カルダノ、連続下落の警告感が強まる - 0.25ドルが次の焦点
カルダノ(ADA)が連続下落の警戒感に包まれている。市場は今、0.25ドルという心理的節目に神経を尖らせている。
下落の背景にあるもの
ここ数週間、カルダノは明確な下降トレンドを示している。多くのアルトコインが同様の苦境に立たされる中、ADAは特に注目すべき動きを見せている。0.25ドルという水準は、単なる数字以上の意味を持つ。ここを割り込めば、さらに深い調整局面に入る可能性が高まる。
なぜ0.25ドルが重要なのか
このレベルは過去の重要なサポートであり、多くのトレーダーがここで反発を期待している。しかし、市場全体のリスク回避ムードが強まる中、その期待は薄れつつある。伝統的な金融市場でよく見られる「下値探り」のパターンが、ここでも繰り返されようとしている。
先行きのシナリオ
0.25ドルを維持できれば、底入れの兆しと見なされる可能性がある。一方、これを下回れば、次のサポートレベルに向かう動きが加速する。市場参加者は、短期的なボラティリティに備える必要がある。
結局のところ、仮想通貨市場の下落は、伝統金融の専門家たちが「健全な調整」と呼ぶものだ。彼らは自分のポートフォリオが傷つかない限り、そう言い続けるだろう。
2か月連続の下落で構造的弱さ浮き彫り
最初の下方ブレイクは11月初旬に発生した。ADAは10月下旬にベアフラッグを形成し、11月11日頃に下抜けた。この動きで、フラッグ高値から約38%の急落となった。
その後、短い持ち合いを経てカルダノは再び同様のパターンを繰り返した。2度目のベアフラッグは11月下旬から12月上旬にかけて形成され、12月11日に再び下方ブレイク。わずか2か月間で2度目の継続的な下落を確認した形だ。
市場で連続してベアリッシュな継続パターンが出現し、かつ有意な戻りがない場合は、パニック売りではなく売り手が主導権を握っているサインとなる。今回の下方ブレイクも最初と同じだけの下落幅が出れば、下値目標は0.25ドル付近に集中することとなる。
この弱さが損失拡大を抑制する理由
弱気な構造ではあるが、下落リスクをやや和らげる要因も2つ存在する。
まず、デリバティブ市場のポジションがすでに極端な弱気に傾いている点だ。Gateの清算データによれば、ロングのレバレッジ残高は薄く、ロングポジションが約2700万ドル、ショートのエクスポージャーは約1億3500万ドルで5倍。ロング清算クラスターも0.36ドル付近で終わっているため、このレベルで強制的な売り圧力は大幅に減少する。ロングポジションが過密でないため、清算連鎖のリスクが少ない構図である。
次に、長期保有者の動向が安定している。1年~2年保有コホート(高い信念を持つ保有者層とされる)は「Spent Coin」指標を見ると、売却行動が急減している。
このコホートによるコイン移動量は、12月10日以降で6億6624万ADAから248万ADAにほぼ99.6%減少。

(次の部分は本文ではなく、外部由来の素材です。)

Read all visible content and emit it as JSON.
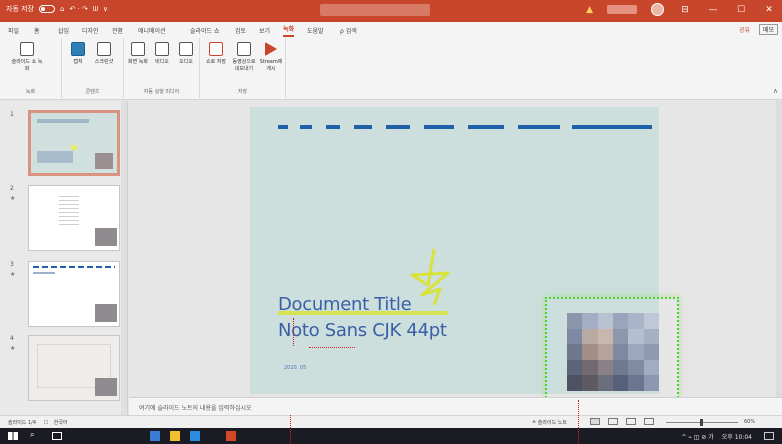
{
  "app": {
    "titlebar": {
      "qat": [
        "자동 저장",
        "⌂",
        "↶ · ↷",
        "ᗯ",
        "∨"
      ],
      "warn_icon": "warning-icon",
      "controls": [
        "—",
        "☐",
        "✕"
      ]
    },
    "tabs": [
      {
        "label": "파일",
        "active": false
      },
      {
        "label": "홈",
        "active": false
      },
      {
        "label": "삽입",
        "active": false
      },
      {
        "label": "디자인",
        "active": false
      },
      {
        "label": "전환",
        "active": false
      },
      {
        "label": "애니메이션",
        "active": false
      },
      {
        "label": "슬라이드 쇼",
        "active": false
      },
      {
        "label": "검토",
        "active": false
      },
      {
        "label": "보기",
        "active": false
      },
      {
        "label": "녹화",
        "active": true
      },
      {
        "label": "도움말",
        "active": false
      },
      {
        "label": "ρ 검색",
        "active": false
      }
    ],
    "share": "공유",
    "comment": "메모",
    "ribbon": {
      "groups": [
        {
          "label": "녹화",
          "buttons": [
            "슬라이드 쇼 녹화"
          ]
        },
        {
          "label": "콘텐츠",
          "buttons": [
            "캡처",
            "스크린샷"
          ]
        },
        {
          "label": "자동 실행 미디어",
          "buttons": [
            "화면 녹화",
            "비디오",
            "오디오"
          ]
        },
        {
          "label": "저장",
          "buttons": [
            "쇼로 저장",
            "동영상으로 내보내기",
            "Stream에 게시"
          ]
        }
      ]
    },
    "slides_pane": {
      "slides": [
        {
          "num": "1",
          "selected": true
        },
        {
          "num": "2",
          "selected": false
        },
        {
          "num": "3",
          "selected": false
        },
        {
          "num": "4",
          "selected": false
        }
      ]
    },
    "slide": {
      "title_line1": "Document Title",
      "title_line2": "Noto Sans CJK 44pt",
      "date": "2020. 05"
    },
    "notes_placeholder": "여기에 슬라이드 노트의 내용을 입력하십시오",
    "status": {
      "slide_info": "슬라이드 1/4",
      "language": "한국어",
      "notes_button": "≙ 슬라이드 노트",
      "zoom": "60%"
    },
    "taskbar": {
      "clock": "오후 10:04",
      "tray": "^ ⌁ ◫ ⊘ 가"
    },
    "colors": {
      "accent": "#c8462b",
      "slide_bg": "#ccdfdd",
      "title": "#3b5fa7",
      "dash": "#1f5ea8",
      "selection": "#46d32c"
    }
  }
}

弱含みな価格にもかかわらず、確固たる保有者による売り圧力は枯渇している。
簡単に言えば、ADAの弱さはレバレッジを遠ざけ、長期売りも沈静化しつつあるため、市場全体のストレス時には一時的な下支えとなる可能性がある。
注目すべきADAの主要価格水準
カルダノの価格チャートは脆弱な状態が続く。0.36ドルが直近でもっとも重要なサポートライン。これは前述の清算マップでも示されている水準だ。
この水準を明確に割り込むと0.33ドルが視野に入り、そこを超えてブレイクすると、下落目標である0.25ドル付近が現実味を帯びる。
トレンド転換となる上昇には、ADAが0.48ドルを明確に回復することが不可欠。それまでは戻りも調整局面に留まり、大きな潮流は変わらない。
現状、カルダノは危険な位置にある。
2か月で2度の下方ブレイクがトレンドを形作る。下落幅の大きさ自体が落下スピードを緩める可能性もあるが、この構造が改善しない限り、0.25ドル試すリスクは無視できない状況だ。